May she rest in peace............
WashingtonBay
11-07-2008, 06:50 AM
Aw... the end was sad. I thought he might still be working there.
Arrow
11-07-2008, 06:59 AM
They must have done the interview last week. I was so sad, too, that Obama's grandmother missed it. And Paul Newman. And Tim Russert. And a whole host of folks.
I loved all the little stories of the presidents, and though it would have been cool if he still worked there, it was kind of nice to have the stories stop with Reagan--no Clintons, no Bushes! The voiceover interview makes it clearer than the article that Nancy Reagan invited them to the dinner because he was retiring--what a great thing to do!
WashingtonBay
11-07-2008, 07:01 AM
Yes, I was glad for his sake he didn't have to endure the Clintons. ;)
Arrow
11-07-2008, 07:02 AM
I just mean it was nice to enjoy an article without either of those 2 last names in it!!!
rums_mom
11-07-2008, 07:04 AM
Yes, I was glad for his sake he didn't have to endure the Clintons. ;)
Oh I think he would have done just fine with the Clintons, but the Bush's might have been the ones to take him down. ;) Just kidding, as I know you were WB. Really, I think this fine man would have withstood both the Clintons and the Bushes with grace.

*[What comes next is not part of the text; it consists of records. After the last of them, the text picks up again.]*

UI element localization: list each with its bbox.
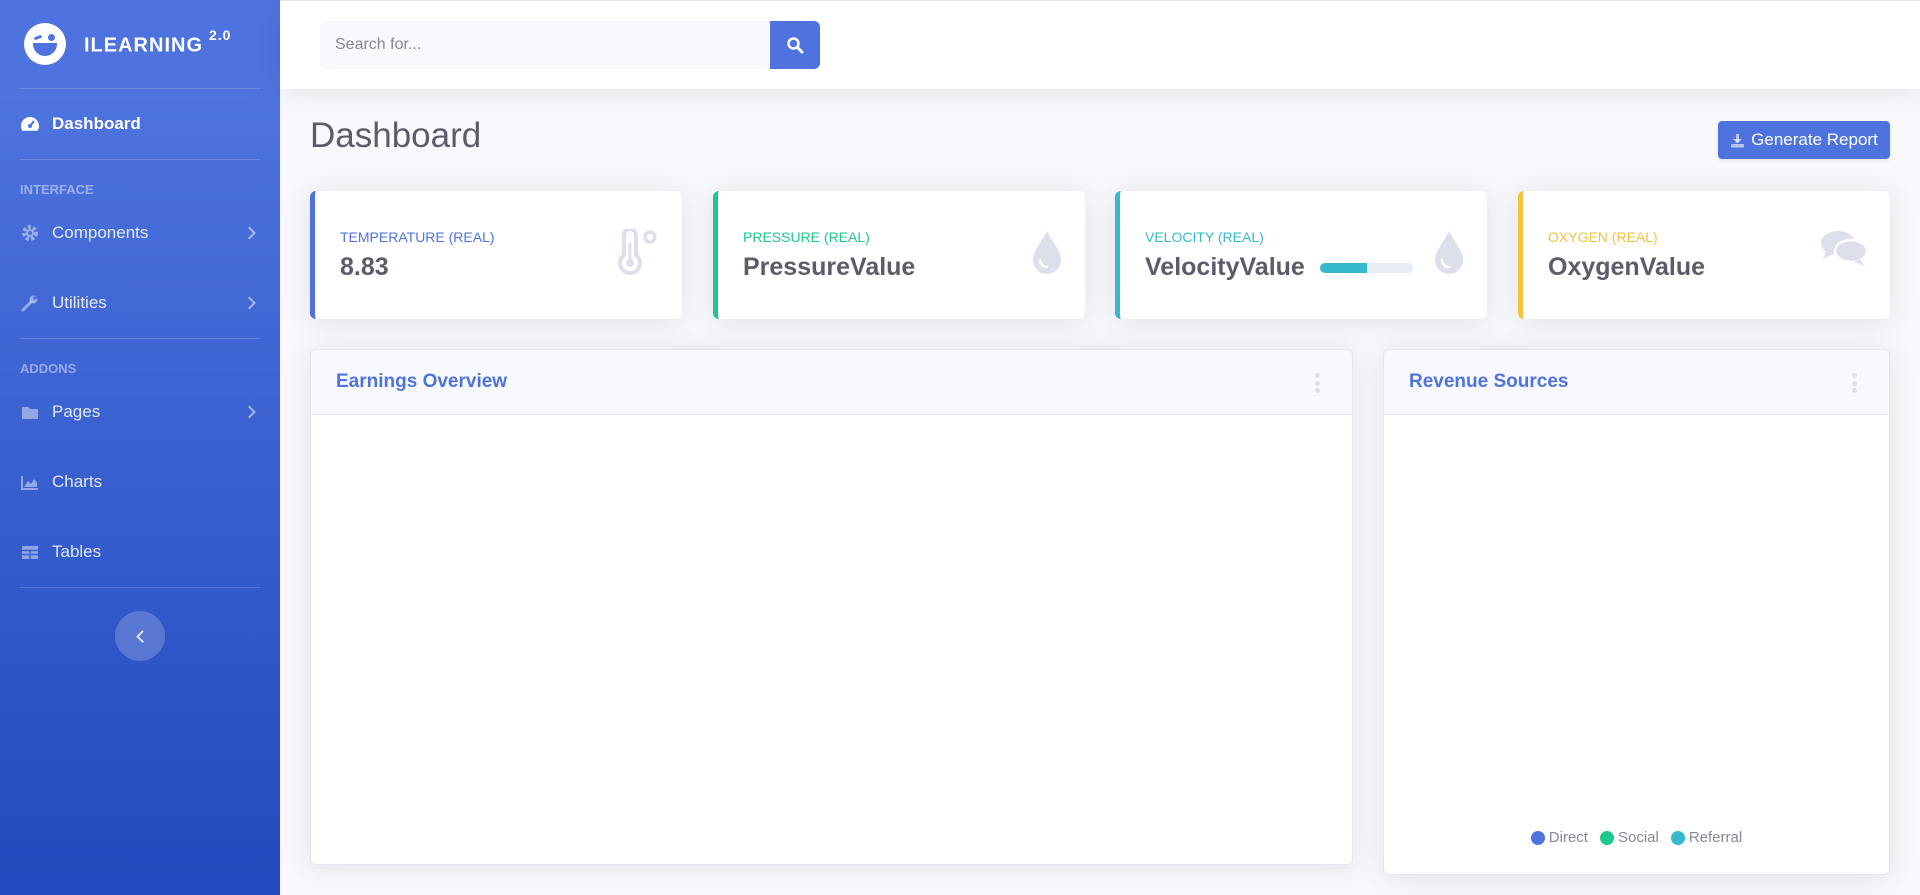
droplet-icon (1031, 229, 1063, 280)
sidebar-item-components[interactable]: Components (0, 198, 280, 268)
revenue-sources-panel: Revenue Sources Direct Social Referral (1383, 349, 1890, 875)
card-label: VELOCITY (REAL) (1145, 229, 1264, 245)
topbar (280, 0, 1920, 89)
folder-icon (20, 402, 40, 422)
temperature-card: TEMPERATURE (REAL) 8.83 (310, 191, 682, 319)
oxygen-card: OXYGEN (REAL) OxygenValue (1518, 191, 1890, 319)
card-value: OxygenValue (1548, 253, 1706, 281)
panel-header: Revenue Sources (1384, 350, 1889, 415)
revenue-chart-area (1384, 415, 1889, 875)
earnings-chart-area (311, 415, 1352, 865)
generate-report-label: Generate Report (1751, 130, 1878, 149)
legend-item-social: Social (1599, 829, 1659, 846)
sidebar-item-pages[interactable]: Pages (0, 377, 280, 447)
generate-report-button[interactable]: Generate Report (1718, 121, 1890, 159)
chart-area-icon (20, 472, 40, 492)
legend-item-referral: Referral (1670, 829, 1743, 846)
droplet-icon (1433, 229, 1465, 280)
sidebar-item-label: Charts (52, 472, 103, 491)
card-value: 8.83 (340, 253, 389, 281)
laugh-wink-icon (24, 23, 66, 65)
card-label: PRESSURE (REAL) (743, 229, 870, 245)
brand-text: ILEARNING 2.0 (84, 27, 231, 58)
card-value: VelocityValue (1145, 253, 1305, 281)
progress-fill (1320, 263, 1367, 273)
page-title: Dashboard (310, 116, 482, 155)
legend-label: Referral (1688, 829, 1743, 846)
search-input[interactable] (320, 21, 770, 69)
sidebar-heading-interface: INTERFACE (20, 182, 94, 197)
ellipsis-vertical-icon[interactable] (1315, 373, 1320, 393)
brand-version: 2.0 (209, 26, 232, 43)
table-icon (20, 542, 40, 562)
chevron-left-icon (135, 629, 149, 643)
sidebar-item-label: Utilities (52, 293, 107, 312)
sidebar-item-tables[interactable]: Tables (0, 517, 280, 587)
card-value: PressureValue (743, 253, 916, 281)
brand-name: ILEARNING (84, 34, 203, 57)
chevron-right-icon (243, 296, 256, 310)
chevron-right-icon (243, 405, 256, 419)
card-label: TEMPERATURE (REAL) (340, 229, 495, 245)
search-icon (787, 37, 804, 54)
panel-title: Earnings Overview (336, 371, 508, 392)
ellipsis-vertical-icon[interactable] (1852, 373, 1857, 393)
sidebar-item-charts[interactable]: Charts (0, 447, 280, 517)
thermometer-icon (616, 227, 660, 280)
earnings-overview-panel: Earnings Overview (310, 349, 1353, 865)
sidebar-item-label: Dashboard (52, 114, 141, 133)
comments-icon (1820, 229, 1869, 274)
sidebar-heading-addons: ADDONS (20, 361, 77, 376)
tachometer-icon (20, 114, 40, 134)
sidebar-item-label: Pages (52, 402, 101, 421)
sidebar-toggle-button[interactable] (115, 611, 165, 661)
search-form (320, 21, 820, 69)
card-label: OXYGEN (REAL) (1548, 229, 1658, 245)
legend-label: Direct (1548, 829, 1588, 846)
legend-swatch (1599, 830, 1614, 845)
pressure-card: PRESSURE (REAL) PressureValue (713, 191, 1085, 319)
legend-label: Social (1617, 829, 1659, 846)
chart-legend: Direct Social Referral (1384, 829, 1889, 846)
wrench-icon (20, 293, 40, 313)
sidebar-item-label: Tables (52, 542, 102, 561)
brand[interactable]: ILEARNING 2.0 (0, 0, 280, 88)
velocity-progress-bar (1320, 263, 1413, 273)
sidebar: ILEARNING 2.0 Dashboard INTERFACE Compone… (0, 0, 280, 895)
sidebar-item-dashboard[interactable]: Dashboard (0, 89, 280, 159)
gear-icon (20, 223, 40, 243)
velocity-card: VELOCITY (REAL) VelocityValue (1115, 191, 1487, 319)
panel-title: Revenue Sources (1409, 371, 1569, 392)
download-icon (1730, 133, 1745, 148)
sidebar-item-label: Components (52, 223, 149, 242)
legend-swatch (1670, 830, 1685, 845)
search-button[interactable] (770, 21, 820, 69)
chevron-right-icon (243, 226, 256, 240)
legend-swatch (1530, 830, 1545, 845)
legend-item-direct: Direct (1530, 829, 1588, 846)
sidebar-item-utilities[interactable]: Utilities (0, 268, 280, 338)
sidebar-divider (20, 587, 260, 588)
panel-header: Earnings Overview (311, 350, 1352, 415)
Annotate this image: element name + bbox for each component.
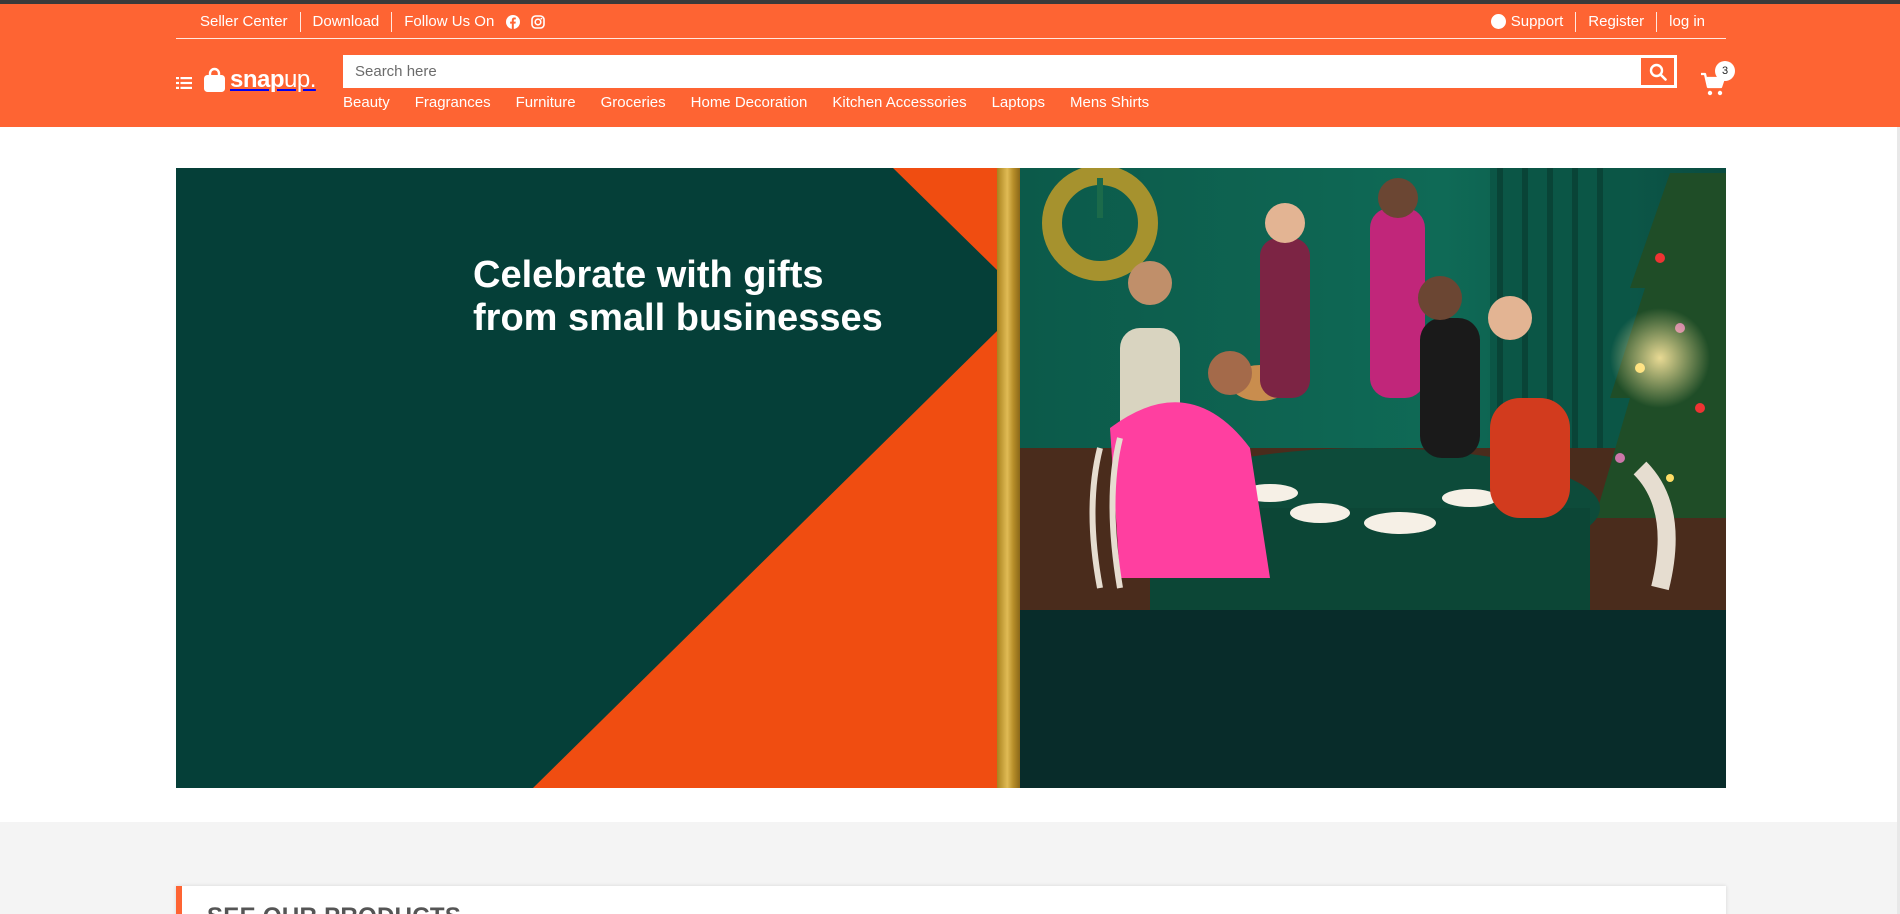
support-label: Support (1510, 13, 1564, 30)
hero-banner[interactable]: Celebrate with gifts from small business… (176, 168, 1726, 788)
instagram-icon[interactable] (531, 14, 546, 29)
category-link-furniture[interactable]: Furniture (516, 94, 576, 111)
category-link-laptops[interactable]: Laptops (992, 94, 1045, 111)
category-link-home-decoration[interactable]: Home Decoration (691, 94, 808, 111)
top-navbar-left: Seller Center Download Follow Us On (200, 4, 546, 39)
shopping-bag-icon (203, 67, 226, 93)
banner-bottom-panel (1020, 610, 1726, 788)
search-icon (1649, 63, 1667, 81)
search-button[interactable] (1639, 56, 1676, 87)
category-link-beauty[interactable]: Beauty (343, 94, 390, 111)
category-link-kitchen-accessories[interactable]: Kitchen Accessories (832, 94, 966, 111)
category-nav: Beauty Fragrances Furniture Groceries Ho… (343, 94, 1149, 111)
products-header-card: SEE OUR PRODUCTS (176, 886, 1726, 914)
top-navbar-right: ? Support Register log in (1479, 4, 1705, 39)
register-link[interactable]: Register (1576, 11, 1658, 32)
support-link[interactable]: ? Support (1479, 11, 1577, 32)
category-link-mens-shirts[interactable]: Mens Shirts (1070, 94, 1149, 111)
banner-photo-celebration (1020, 168, 1726, 610)
question-circle-icon: ? (1490, 13, 1506, 30)
search-bar (343, 55, 1677, 88)
banner-title: Celebrate with gifts from small business… (473, 254, 883, 339)
facebook-icon[interactable] (506, 14, 521, 29)
follow-us-label: Follow Us On (404, 13, 495, 30)
seller-center-link[interactable]: Seller Center (200, 11, 301, 32)
cart-button[interactable]: 3 (1700, 61, 1735, 96)
login-link[interactable]: log in (1657, 12, 1705, 32)
menu-list-icon[interactable] (176, 76, 192, 90)
products-section-title: SEE OUR PRODUCTS (207, 903, 461, 914)
logo-text: snapup. (230, 66, 316, 93)
download-link[interactable]: Download (301, 11, 393, 32)
banner-gold-strip (997, 168, 1020, 788)
category-link-fragrances[interactable]: Fragrances (415, 94, 491, 111)
category-link-groceries[interactable]: Groceries (601, 94, 666, 111)
cart-count-badge: 3 (1715, 61, 1735, 81)
social-links (506, 14, 546, 29)
search-input[interactable] (344, 56, 1639, 87)
site-logo[interactable]: snapup. (203, 66, 316, 94)
top-navbar: Seller Center Download Follow Us On ? Su… (176, 4, 1726, 39)
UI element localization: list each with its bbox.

Seems to be his character.
Toodlestoo
11-07-2008, 04:41 PM
I'm glad you bumped this Arrow. What an extremely touching story. I got all choked up at the end. I now find myself really happy that Obama got elected. Let's give him a chance. When you see what it means to so many people, it was the right thing to do electing him.
JackieB
11-07-2008, 06:41 PM
Beautiful. Thanks for sharing. Very sad about his wife, but I'm sure she is looking down smiling.